Su mirada está atravesada por el exilio -nació en Ámsterdam en 1981 donde vivió hasta los tres años- y por la formación técnica: trabajó durante una década en el Espacio Memoria (ex ESMA), integrando el equipo de guías. Durante la pandemia empezó a trazar líneas de tiempo que la ayudaran a generar un marco que “sociológicamente estaba un poco desordenado”. Hoy, desde la capital española, asegura que “mucha gente se va linkeando su propia biografía con el entramado histórico y después sigue investigando”. 

En Buenos Aires el recorrido de la guerra civil española era un terreno poco explorado, ¿cómo fuiste organizando las distintas piezas? 

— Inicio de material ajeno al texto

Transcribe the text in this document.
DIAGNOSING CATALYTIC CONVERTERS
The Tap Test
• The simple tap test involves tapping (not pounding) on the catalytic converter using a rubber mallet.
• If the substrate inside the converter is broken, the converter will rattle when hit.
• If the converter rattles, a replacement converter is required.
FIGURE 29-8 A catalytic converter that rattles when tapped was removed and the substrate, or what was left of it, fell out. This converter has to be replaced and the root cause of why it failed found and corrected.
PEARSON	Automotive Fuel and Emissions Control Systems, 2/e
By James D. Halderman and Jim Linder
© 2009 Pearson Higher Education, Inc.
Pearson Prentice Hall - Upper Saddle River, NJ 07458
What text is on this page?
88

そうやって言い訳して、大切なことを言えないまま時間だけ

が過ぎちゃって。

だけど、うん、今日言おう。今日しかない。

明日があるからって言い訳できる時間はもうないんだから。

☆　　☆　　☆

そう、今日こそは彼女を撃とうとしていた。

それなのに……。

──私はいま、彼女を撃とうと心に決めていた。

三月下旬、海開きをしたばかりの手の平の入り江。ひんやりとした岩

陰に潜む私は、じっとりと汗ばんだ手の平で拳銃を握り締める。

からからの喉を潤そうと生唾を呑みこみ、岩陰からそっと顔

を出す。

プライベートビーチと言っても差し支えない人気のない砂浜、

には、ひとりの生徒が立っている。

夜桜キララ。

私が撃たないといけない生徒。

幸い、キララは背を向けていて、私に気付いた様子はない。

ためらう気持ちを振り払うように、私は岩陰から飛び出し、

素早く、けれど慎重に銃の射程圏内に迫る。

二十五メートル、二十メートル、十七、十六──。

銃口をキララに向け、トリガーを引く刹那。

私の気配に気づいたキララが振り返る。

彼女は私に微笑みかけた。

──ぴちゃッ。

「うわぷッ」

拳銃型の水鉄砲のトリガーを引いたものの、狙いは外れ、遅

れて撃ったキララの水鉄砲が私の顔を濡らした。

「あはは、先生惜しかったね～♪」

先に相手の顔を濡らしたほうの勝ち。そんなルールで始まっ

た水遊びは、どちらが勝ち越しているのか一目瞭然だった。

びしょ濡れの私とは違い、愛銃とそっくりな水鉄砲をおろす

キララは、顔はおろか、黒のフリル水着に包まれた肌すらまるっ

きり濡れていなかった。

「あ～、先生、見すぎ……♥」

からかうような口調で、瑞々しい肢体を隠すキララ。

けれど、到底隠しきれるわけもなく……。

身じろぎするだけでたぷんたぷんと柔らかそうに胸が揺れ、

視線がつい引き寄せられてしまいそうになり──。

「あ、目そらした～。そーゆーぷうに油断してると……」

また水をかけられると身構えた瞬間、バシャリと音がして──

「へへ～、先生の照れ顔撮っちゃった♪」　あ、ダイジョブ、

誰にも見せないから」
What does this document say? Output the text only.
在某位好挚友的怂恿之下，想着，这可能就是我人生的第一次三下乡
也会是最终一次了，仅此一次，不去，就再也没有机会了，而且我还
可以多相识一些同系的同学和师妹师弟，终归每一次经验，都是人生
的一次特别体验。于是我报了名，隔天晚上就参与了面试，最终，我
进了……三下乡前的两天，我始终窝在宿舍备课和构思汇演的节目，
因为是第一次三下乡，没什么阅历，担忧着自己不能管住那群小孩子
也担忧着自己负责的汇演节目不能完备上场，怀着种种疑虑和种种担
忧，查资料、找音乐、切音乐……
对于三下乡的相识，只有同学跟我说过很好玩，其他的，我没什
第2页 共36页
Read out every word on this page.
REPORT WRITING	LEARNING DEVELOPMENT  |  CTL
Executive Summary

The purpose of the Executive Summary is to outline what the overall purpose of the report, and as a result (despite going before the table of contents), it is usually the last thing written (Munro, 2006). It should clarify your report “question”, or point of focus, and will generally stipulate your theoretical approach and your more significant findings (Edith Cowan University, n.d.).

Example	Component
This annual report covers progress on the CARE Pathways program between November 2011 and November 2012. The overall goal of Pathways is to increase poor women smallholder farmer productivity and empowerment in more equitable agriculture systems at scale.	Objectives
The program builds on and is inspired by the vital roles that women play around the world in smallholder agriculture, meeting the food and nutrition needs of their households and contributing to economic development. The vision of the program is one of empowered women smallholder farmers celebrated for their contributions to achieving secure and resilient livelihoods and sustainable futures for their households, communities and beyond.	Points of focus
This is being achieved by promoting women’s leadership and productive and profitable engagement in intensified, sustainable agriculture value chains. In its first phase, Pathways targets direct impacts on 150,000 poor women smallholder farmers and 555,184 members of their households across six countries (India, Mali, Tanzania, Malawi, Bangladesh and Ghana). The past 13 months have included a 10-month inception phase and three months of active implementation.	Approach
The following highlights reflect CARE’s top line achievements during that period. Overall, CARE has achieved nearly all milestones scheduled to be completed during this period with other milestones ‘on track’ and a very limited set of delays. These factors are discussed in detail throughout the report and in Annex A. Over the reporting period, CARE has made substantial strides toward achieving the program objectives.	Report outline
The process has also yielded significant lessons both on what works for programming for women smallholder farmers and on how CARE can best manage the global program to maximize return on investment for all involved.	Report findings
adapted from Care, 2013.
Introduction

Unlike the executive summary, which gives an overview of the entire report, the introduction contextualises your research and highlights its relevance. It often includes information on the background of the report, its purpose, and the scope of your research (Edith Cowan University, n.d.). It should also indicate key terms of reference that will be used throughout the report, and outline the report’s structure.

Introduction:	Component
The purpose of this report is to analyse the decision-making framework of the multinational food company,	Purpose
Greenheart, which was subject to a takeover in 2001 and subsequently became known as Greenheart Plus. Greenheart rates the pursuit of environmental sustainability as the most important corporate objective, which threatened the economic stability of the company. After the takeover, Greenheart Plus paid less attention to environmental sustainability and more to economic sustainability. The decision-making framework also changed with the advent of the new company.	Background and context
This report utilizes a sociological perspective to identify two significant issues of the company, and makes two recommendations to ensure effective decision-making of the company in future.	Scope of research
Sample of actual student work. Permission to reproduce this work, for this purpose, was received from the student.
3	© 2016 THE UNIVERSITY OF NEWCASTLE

Con la experiencia del recorrido en la ESMA y de colaborar con un recorrido en Buenos Aires que hacía un amigo, planteé la duración: entre dos horas y media y tres horas. En eso ya tenía cierto oficio. Después, leí muchos libros escritos por argentinos. Uno clave es de Daniel Campione, La guerra civil española, argentina y los argentinos, y otro de Ernesto Golder, La guerra civil española y los argentinos. Y, obviamente, el libro de Paul Preston. Mucho de lo que fui modificando, incorporando y repensando tuvo que ver con las intervenciones de los visitantes que en su mayoría fueron argentinos, y más específicamente porteños. Los debates y todo lo que se generó en esos cuatro años me permitieron ampliar la información y buscar nuevos ejes.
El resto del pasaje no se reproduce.